Planning commission fails to make recommendation on rezoning
Published 7:21 pm Monday, February 4, 2019
- Linda Romine of Morningside Drive is seen at the January 21 Cullman City Council meeting. Romine brought her concerns over a rezoning request to the Planning Commission Monday night.
A rezoning request that could pave the way for a new apartment community failed to gain a recommendation, for or against, at the Cullman Planning Commission on Monday.
The issue of whether to rezone a 10-acre parcel on West Main Avenue and Morningside Drive SW from R-2 to R-4/B-1, which would allow apartments, will go to the Cullman City Council for consideration.
After a group of 41 residents came to stand against the request, with several of them giving reasons for their opposition during the public hearing portion of the meeting, Planning Commission Chairman Mike Voss asked for a motion to recommend the rezoning. Commission member Bobby Kelley made the motion, but no one provided a second. After a long pause, Voss asked for a motion to not recommend the request, which was made by commission member Wendell Copeland. There was no second.
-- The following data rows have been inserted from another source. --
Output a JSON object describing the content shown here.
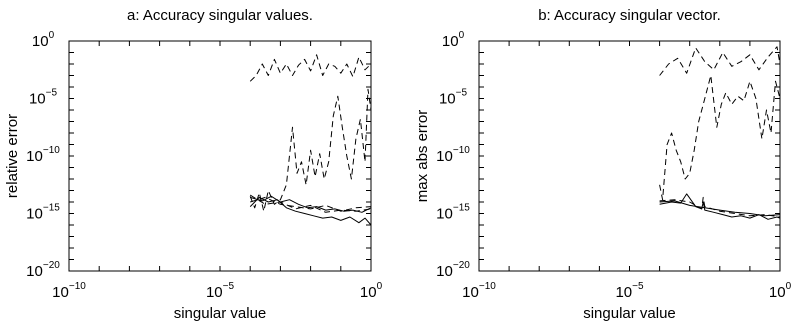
{
  "chart_data": [
    {
      "type": "line",
      "title": "a: Accuracy singular values.",
      "xlabel": "singular  value",
      "ylabel": "relative error",
      "xscale": "log",
      "yscale": "log",
      "xlim": [
        1e-10,
        1
      ],
      "ylim": [
        1e-20,
        1
      ],
      "x_tick_labels": [
        {
          "base": "10",
          "exp": "−10",
          "value": 1e-10
        },
        {
          "base": "10",
          "exp": "−5",
          "value": 1e-05
        },
        {
          "base": "10",
          "exp": "0",
          "value": 1
        }
      ],
      "y_tick_labels": [
        {
          "base": "10",
          "exp": "0",
          "value": 1
        },
        {
          "base": "10",
          "exp": "−5",
          "value": 1e-05
        },
        {
          "base": "10",
          "exp": "−10",
          "value": 1e-10
        },
        {
          "base": "10",
          "exp": "−15",
          "value": 1e-15
        },
        {
          "base": "10",
          "exp": "−20",
          "value": 1e-20
        }
      ],
      "grid": false,
      "series": [
        {
          "style": "dashed",
          "x": [
            -4,
            -3.8,
            -3.6,
            -3.4,
            -3.2,
            -3.0,
            -2.8,
            -2.6,
            -2.4,
            -2.2,
            -2.0,
            -1.8,
            -1.6,
            -1.4,
            -1.2,
            -1.0,
            -0.8,
            -0.6,
            -0.4,
            -0.2,
            0
          ],
          "y": [
            -3.5,
            -3.0,
            -2.0,
            -3.0,
            -1.6,
            -2.8,
            -2.0,
            -3.0,
            -2.1,
            -1.6,
            -2.6,
            -1.2,
            -3.0,
            -2.0,
            -2.2,
            -2.8,
            -2.0,
            -3.1,
            -1.4,
            -2.5,
            -2.0
          ]
        },
        {
          "style": "dashed",
          "x": [
            -4,
            -3.85,
            -3.7,
            -3.55,
            -3.4,
            -3.2,
            -3.0,
            -2.8,
            -2.6,
            -2.45,
            -2.3,
            -2.15,
            -2.0,
            -1.85,
            -1.7,
            -1.55,
            -1.4,
            -1.25,
            -1.1,
            -0.95,
            -0.8,
            -0.65,
            -0.5,
            -0.35,
            -0.2,
            -0.1,
            0
          ],
          "y": [
            -13.5,
            -14.5,
            -13.2,
            -14.8,
            -13.0,
            -14.2,
            -13.8,
            -12.5,
            -7.5,
            -11.5,
            -10.5,
            -12.5,
            -9.5,
            -11.8,
            -9.8,
            -12.0,
            -10.5,
            -6.5,
            -4.8,
            -7.5,
            -10.0,
            -12.0,
            -8.5,
            -6.8,
            -10.5,
            -4.2,
            -6.0
          ]
        },
        {
          "style": "dashed",
          "x": [
            -4,
            -3.5,
            -3.0,
            -2.5,
            -2.0,
            -1.5,
            -1.0,
            -0.5,
            0
          ],
          "y": [
            -14.0,
            -13.6,
            -14.2,
            -14.4,
            -14.6,
            -14.3,
            -14.8,
            -14.5,
            -14.4
          ]
        },
        {
          "style": "dashed",
          "x": [
            -4,
            -3.5,
            -3.0,
            -2.5,
            -2.0,
            -1.5,
            -1.0,
            -0.5,
            0
          ],
          "y": [
            -13.4,
            -14.2,
            -14.0,
            -14.6,
            -14.3,
            -14.9,
            -14.7,
            -14.8,
            -14.6
          ]
        },
        {
          "style": "solid",
          "x": [
            -4,
            -3.7,
            -3.4,
            -3.1,
            -2.8,
            -2.5,
            -2.2,
            -1.9,
            -1.6,
            -1.3,
            -1.0,
            -0.7,
            -0.4,
            -0.2,
            0
          ],
          "y": [
            -14.4,
            -13.6,
            -14.0,
            -13.8,
            -14.5,
            -14.8,
            -15.0,
            -15.2,
            -15.4,
            -15.3,
            -15.6,
            -15.3,
            -15.8,
            -15.4,
            -16.0
          ]
        },
        {
          "style": "solid",
          "x": [
            -4,
            -3.6,
            -3.3,
            -3.0,
            -2.7,
            -2.4,
            -2.1,
            -1.8,
            -1.5,
            -1.2,
            -0.9,
            -0.6,
            -0.3,
            0
          ],
          "y": [
            -13.6,
            -13.9,
            -13.5,
            -14.0,
            -13.8,
            -14.2,
            -14.5,
            -14.4,
            -14.7,
            -14.6,
            -14.8,
            -14.7,
            -14.9,
            -14.5
          ]
        }
      ]
    },
    {
      "type": "line",
      "title": "b: Accuracy singular vector.",
      "xlabel": "singular  value",
      "ylabel": "max abs error",
      "xscale": "log",
      "yscale": "log",
      "xlim": [
        1e-10,
        1
      ],
      "ylim": [
        1e-20,
        1
      ],
      "x_tick_labels": [
        {
          "base": "10",
          "exp": "−10",
          "value": 1e-10
        },
        {
          "base": "10",
          "exp": "−5",
          "value": 1e-05
        },
        {
          "base": "10",
          "exp": "0",
          "value": 1
        }
      ],
      "y_tick_labels": [
        {
          "base": "10",
          "exp": "0",
          "value": 1
        },
        {
          "base": "10",
          "exp": "−5",
          "value": 1e-05
        },
        {
          "base": "10",
          "exp": "−10",
          "value": 1e-10
        },
        {
          "base": "10",
          "exp": "−15",
          "value": 1e-15
        },
        {
          "base": "10",
          "exp": "−20",
          "value": 1e-20
        }
      ],
      "grid": false,
      "series": [
        {
          "style": "dashed",
          "x": [
            -4,
            -3.7,
            -3.4,
            -3.1,
            -2.8,
            -2.5,
            -2.2,
            -1.9,
            -1.6,
            -1.3,
            -1.0,
            -0.7,
            -0.4,
            -0.1,
            0
          ],
          "y": [
            -3.0,
            -2.0,
            -1.5,
            -2.8,
            -0.6,
            -1.8,
            -2.5,
            -1.0,
            -2.2,
            -1.8,
            -1.2,
            -2.5,
            -1.4,
            -0.5,
            -2.0
          ]
        },
        {
          "style": "dashed",
          "x": [
            -4,
            -3.9,
            -3.75,
            -3.6,
            -3.45,
            -3.3,
            -3.15,
            -3.0,
            -2.85,
            -2.7,
            -2.5,
            -2.3,
            -2.1,
            -1.95,
            -1.8,
            -1.6,
            -1.4,
            -1.2,
            -1.0,
            -0.8,
            -0.6,
            -0.45,
            -0.3,
            -0.15,
            0
          ],
          "y": [
            -12.5,
            -13.8,
            -9.0,
            -8.0,
            -9.5,
            -10.5,
            -12.0,
            -11.5,
            -9.5,
            -7.0,
            -5.0,
            -3.0,
            -7.5,
            -5.5,
            -4.5,
            -5.5,
            -4.8,
            -5.2,
            -3.5,
            -5.0,
            -8.5,
            -6.0,
            -8.0,
            -3.5,
            -5.0
          ]
        },
        {
          "style": "dashed",
          "x": [
            -4,
            -3.5,
            -3.0,
            -2.6,
            -2.55,
            -2.5,
            -2.0,
            -1.5,
            -1.0,
            -0.5,
            0
          ],
          "y": [
            -13.9,
            -13.8,
            -14.0,
            -14.6,
            -13.6,
            -14.4,
            -14.8,
            -15.0,
            -15.2,
            -15.1,
            -15.3
          ]
        },
        {
          "style": "solid",
          "x": [
            -4,
            -3.6,
            -3.3,
            -3.1,
            -2.8,
            -2.6,
            -2.55,
            -2.5,
            -2.2,
            -1.9,
            -1.6,
            -1.3,
            -1.0,
            -0.7,
            -0.4,
            -0.1,
            0
          ],
          "y": [
            -14.2,
            -14.0,
            -14.1,
            -13.3,
            -14.4,
            -14.6,
            -14.0,
            -14.7,
            -14.9,
            -15.1,
            -15.3,
            -15.2,
            -15.4,
            -15.1,
            -15.5,
            -15.3,
            -15.4
          ]
        },
        {
          "style": "solid",
          "x": [
            -4,
            -3.5,
            -3.0,
            -2.5,
            -2.0,
            -1.5,
            -1.0,
            -0.5,
            0
          ],
          "y": [
            -14.0,
            -13.9,
            -14.3,
            -14.5,
            -14.7,
            -14.9,
            -15.0,
            -15.2,
            -15.1
          ]
        }
      ]
    }
  ]
}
Voss then asked city attorney Roy Williams what step would occur next. Williams said the City Council must next take up the matter at a time it chooses.
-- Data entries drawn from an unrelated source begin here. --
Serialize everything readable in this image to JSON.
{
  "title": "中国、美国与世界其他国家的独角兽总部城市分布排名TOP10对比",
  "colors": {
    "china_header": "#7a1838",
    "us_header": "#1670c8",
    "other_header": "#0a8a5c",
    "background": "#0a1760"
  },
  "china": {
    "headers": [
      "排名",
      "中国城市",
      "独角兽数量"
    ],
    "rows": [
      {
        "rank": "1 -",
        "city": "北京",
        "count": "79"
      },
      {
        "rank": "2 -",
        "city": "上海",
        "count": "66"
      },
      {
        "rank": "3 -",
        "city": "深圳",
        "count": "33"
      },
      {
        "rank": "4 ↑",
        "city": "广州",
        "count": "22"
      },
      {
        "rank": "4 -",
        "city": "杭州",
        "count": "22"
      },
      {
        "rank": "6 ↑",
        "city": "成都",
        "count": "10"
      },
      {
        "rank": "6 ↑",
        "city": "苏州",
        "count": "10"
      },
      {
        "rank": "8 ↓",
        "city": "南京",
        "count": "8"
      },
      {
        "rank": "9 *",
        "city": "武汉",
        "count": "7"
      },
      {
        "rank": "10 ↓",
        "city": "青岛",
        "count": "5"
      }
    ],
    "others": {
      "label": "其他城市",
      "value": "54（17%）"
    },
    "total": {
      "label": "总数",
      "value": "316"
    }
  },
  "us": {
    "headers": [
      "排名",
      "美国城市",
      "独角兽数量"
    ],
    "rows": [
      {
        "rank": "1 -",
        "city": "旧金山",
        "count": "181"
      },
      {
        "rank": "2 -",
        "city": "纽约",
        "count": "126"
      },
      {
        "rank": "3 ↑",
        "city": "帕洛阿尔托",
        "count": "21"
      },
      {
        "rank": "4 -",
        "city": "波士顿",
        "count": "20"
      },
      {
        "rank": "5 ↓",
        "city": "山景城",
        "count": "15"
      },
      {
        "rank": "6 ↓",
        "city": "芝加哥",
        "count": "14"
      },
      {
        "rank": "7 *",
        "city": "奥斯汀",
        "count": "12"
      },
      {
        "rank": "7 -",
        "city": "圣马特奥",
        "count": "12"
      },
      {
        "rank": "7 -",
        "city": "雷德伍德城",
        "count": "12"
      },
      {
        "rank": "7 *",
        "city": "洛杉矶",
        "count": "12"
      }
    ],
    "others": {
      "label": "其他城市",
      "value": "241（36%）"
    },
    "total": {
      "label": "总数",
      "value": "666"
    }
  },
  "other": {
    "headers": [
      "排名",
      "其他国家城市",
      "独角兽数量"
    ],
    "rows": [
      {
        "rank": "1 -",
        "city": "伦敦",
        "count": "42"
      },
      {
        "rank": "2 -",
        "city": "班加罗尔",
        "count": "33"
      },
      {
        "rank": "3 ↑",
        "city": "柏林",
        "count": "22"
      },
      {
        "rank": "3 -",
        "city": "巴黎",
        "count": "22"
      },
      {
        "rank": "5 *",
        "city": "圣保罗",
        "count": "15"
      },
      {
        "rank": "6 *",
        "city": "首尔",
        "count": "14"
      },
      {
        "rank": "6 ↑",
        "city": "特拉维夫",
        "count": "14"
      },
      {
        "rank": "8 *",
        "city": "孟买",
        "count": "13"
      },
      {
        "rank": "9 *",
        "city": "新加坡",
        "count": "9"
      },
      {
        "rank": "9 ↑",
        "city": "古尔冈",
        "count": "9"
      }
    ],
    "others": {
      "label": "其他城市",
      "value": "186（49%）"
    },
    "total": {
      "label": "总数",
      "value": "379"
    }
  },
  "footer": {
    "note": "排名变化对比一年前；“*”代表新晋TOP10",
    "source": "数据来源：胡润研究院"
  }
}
The Planning Commission’s role is to consider requests for development projects, which involves zoning, and determine whether those plans meet the ordinances and rules established by the City Council, Voss said.
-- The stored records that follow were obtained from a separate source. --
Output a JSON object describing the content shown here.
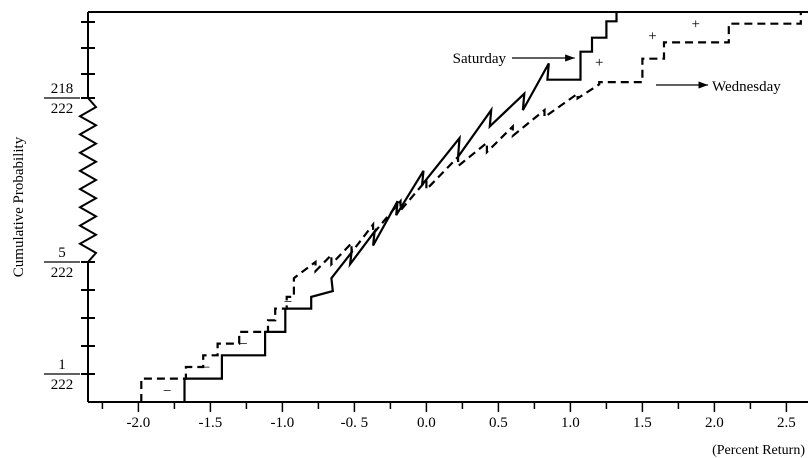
{
  "chart_data": {
    "type": "line",
    "title": "",
    "xlabel": "(Percent Return)",
    "ylabel": "Cumulative Probability",
    "xlim": [
      -2.35,
      2.65
    ],
    "x_ticks": [
      {
        "value": -2.0,
        "label": "-2.0"
      },
      {
        "value": -1.5,
        "label": "-1.5"
      },
      {
        "value": -1.0,
        "label": "-1.0"
      },
      {
        "value": -0.5,
        "label": "-0. 5"
      },
      {
        "value": 0.0,
        "label": "0.0"
      },
      {
        "value": 0.5,
        "label": "0.5"
      },
      {
        "value": 1.0,
        "label": "1.0"
      },
      {
        "value": 1.5,
        "label": "1.5"
      },
      {
        "value": 2.0,
        "label": "2.0"
      },
      {
        "value": 2.5,
        "label": "2.5"
      }
    ],
    "y_tick_labels": [
      {
        "level": 1,
        "numerator": "1",
        "denominator": "222"
      },
      {
        "level": 5,
        "numerator": "5",
        "denominator": "222"
      },
      {
        "level": 218,
        "numerator": "218",
        "denominator": "222"
      }
    ],
    "y_axis_break": "between 5/222 and 218/222",
    "grid": false,
    "series": [
      {
        "name": "Saturday",
        "style": "solid",
        "points": [
          [
            -1.68,
            0.0
          ],
          [
            -1.68,
            1.0
          ],
          [
            -1.42,
            1.0
          ],
          [
            -1.42,
            2.0
          ],
          [
            -1.12,
            2.0
          ],
          [
            -1.12,
            3.0
          ],
          [
            -0.98,
            3.0
          ],
          [
            -0.98,
            4.0
          ],
          [
            -0.8,
            4.0
          ],
          [
            -0.8,
            4.5
          ],
          [
            -0.65,
            4.75
          ],
          [
            -0.66,
            5.3
          ],
          [
            -0.52,
            6.4
          ],
          [
            -0.53,
            5.9
          ],
          [
            -0.36,
            7.3
          ],
          [
            -0.37,
            6.7
          ],
          [
            -0.2,
            8.6
          ],
          [
            -0.21,
            8.0
          ],
          [
            -0.02,
            9.9
          ],
          [
            -0.03,
            9.3
          ],
          [
            0.23,
            11.3
          ],
          [
            0.22,
            10.5
          ],
          [
            0.45,
            12.5
          ],
          [
            0.44,
            11.8
          ],
          [
            0.68,
            13.2
          ],
          [
            0.67,
            12.5
          ],
          [
            0.85,
            14.5
          ],
          [
            0.84,
            13.8
          ],
          [
            1.07,
            13.8
          ],
          [
            1.07,
            15.0
          ],
          [
            1.15,
            15.0
          ],
          [
            1.15,
            15.6
          ],
          [
            1.25,
            15.6
          ],
          [
            1.25,
            16.3
          ],
          [
            1.32,
            16.3
          ],
          [
            1.32,
            16.7
          ]
        ]
      },
      {
        "name": "Wednesday",
        "style": "dashed",
        "points": [
          [
            -1.98,
            0.0
          ],
          [
            -1.98,
            1.0
          ],
          [
            -1.67,
            1.0
          ],
          [
            -1.67,
            1.5
          ],
          [
            -1.55,
            1.5
          ],
          [
            -1.55,
            2.0
          ],
          [
            -1.45,
            2.0
          ],
          [
            -1.45,
            2.5
          ],
          [
            -1.3,
            2.5
          ],
          [
            -1.3,
            3.0
          ],
          [
            -1.1,
            3.0
          ],
          [
            -1.1,
            3.5
          ],
          [
            -1.05,
            3.5
          ],
          [
            -1.05,
            4.0
          ],
          [
            -0.97,
            4.0
          ],
          [
            -0.97,
            4.5
          ],
          [
            -0.92,
            4.5
          ],
          [
            -0.92,
            5.3
          ],
          [
            -0.77,
            6.0
          ],
          [
            -0.77,
            5.6
          ],
          [
            -0.66,
            6.3
          ],
          [
            -0.66,
            5.9
          ],
          [
            -0.52,
            6.8
          ],
          [
            -0.52,
            6.4
          ],
          [
            -0.37,
            7.6
          ],
          [
            -0.37,
            7.2
          ],
          [
            -0.18,
            8.6
          ],
          [
            -0.18,
            8.2
          ],
          [
            0.0,
            9.5
          ],
          [
            0.0,
            9.1
          ],
          [
            0.22,
            10.5
          ],
          [
            0.22,
            10.1
          ],
          [
            0.42,
            11.1
          ],
          [
            0.42,
            10.7
          ],
          [
            0.6,
            11.8
          ],
          [
            0.6,
            11.4
          ],
          [
            0.82,
            12.5
          ],
          [
            0.82,
            12.2
          ],
          [
            1.05,
            13.2
          ],
          [
            1.05,
            13.0
          ],
          [
            1.2,
            13.6
          ],
          [
            1.2,
            13.7
          ],
          [
            1.3,
            13.7
          ],
          [
            1.5,
            13.7
          ],
          [
            1.5,
            14.7
          ],
          [
            1.65,
            14.7
          ],
          [
            1.65,
            15.4
          ],
          [
            2.1,
            15.4
          ],
          [
            2.1,
            16.2
          ],
          [
            2.6,
            16.2
          ],
          [
            2.6,
            16.7
          ]
        ]
      }
    ],
    "annotations": [
      {
        "text": "Saturday",
        "arrow_to": [
          1.03,
          15.8
        ]
      },
      {
        "text": "Wednesday",
        "arrow_from": [
          1.7,
          14.2
        ]
      },
      {
        "text": "+",
        "at": [
          1.2,
          14.55
        ]
      },
      {
        "text": "+",
        "at": [
          1.57,
          15.7
        ]
      },
      {
        "text": "+",
        "at": [
          1.87,
          16.2
        ]
      },
      {
        "text": "−",
        "at": [
          -1.8,
          0.5
        ]
      },
      {
        "text": "−",
        "at": [
          -1.53,
          1.5
        ]
      },
      {
        "text": "−",
        "at": [
          -1.27,
          2.5
        ]
      },
      {
        "text": "−",
        "at": [
          -1.08,
          3.5
        ]
      },
      {
        "text": "−",
        "at": [
          -0.96,
          4.3
        ]
      }
    ]
  }
}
He said the Planning Commission is only allowed to determine whether a proposal falls within the city’s rules and then to make recommendations that a project does or doesn’t meet those requirements.
Wendy Childers of Weichert Realty-Carter & Co. Real Estate, represented the clients who own the land, James Roden and Elizabeth Yochum. She altered the original request to remove the B-1 status because there is only one parcel that makes up the 10 acres.
Linda Romine of Morningside Drive brought most of the residents’ concerns forward to the Planning Commission. Her concerns focused on privacy, the increased traffic on the road, impact on the water table, wildlife, and noise.
She also said that as the apartments age in years to come, the original intent of the developer to provide higher-end rental housing could be lost after it is sold.
“I understand it is supposed to be very nice, but the major impact is going to come 20 years down the road,” Romine said.
She also said there could be an impact on public schools, which she said are now at capacity in the classrooms.
Ashley Lamar Dawes, of Decatur, a Cullman native with family still here, said her research indicates that local industries do not pay enough to support expensive rental apartments. She also said the number of people moving in would create more traffic and noise in an area that has a nursing home, assisted living facility and long-standing single-family dwellings.
The next City Council meeting is Monday, but it was not known Monday if the rezoning request would be on the agenda for that meeting.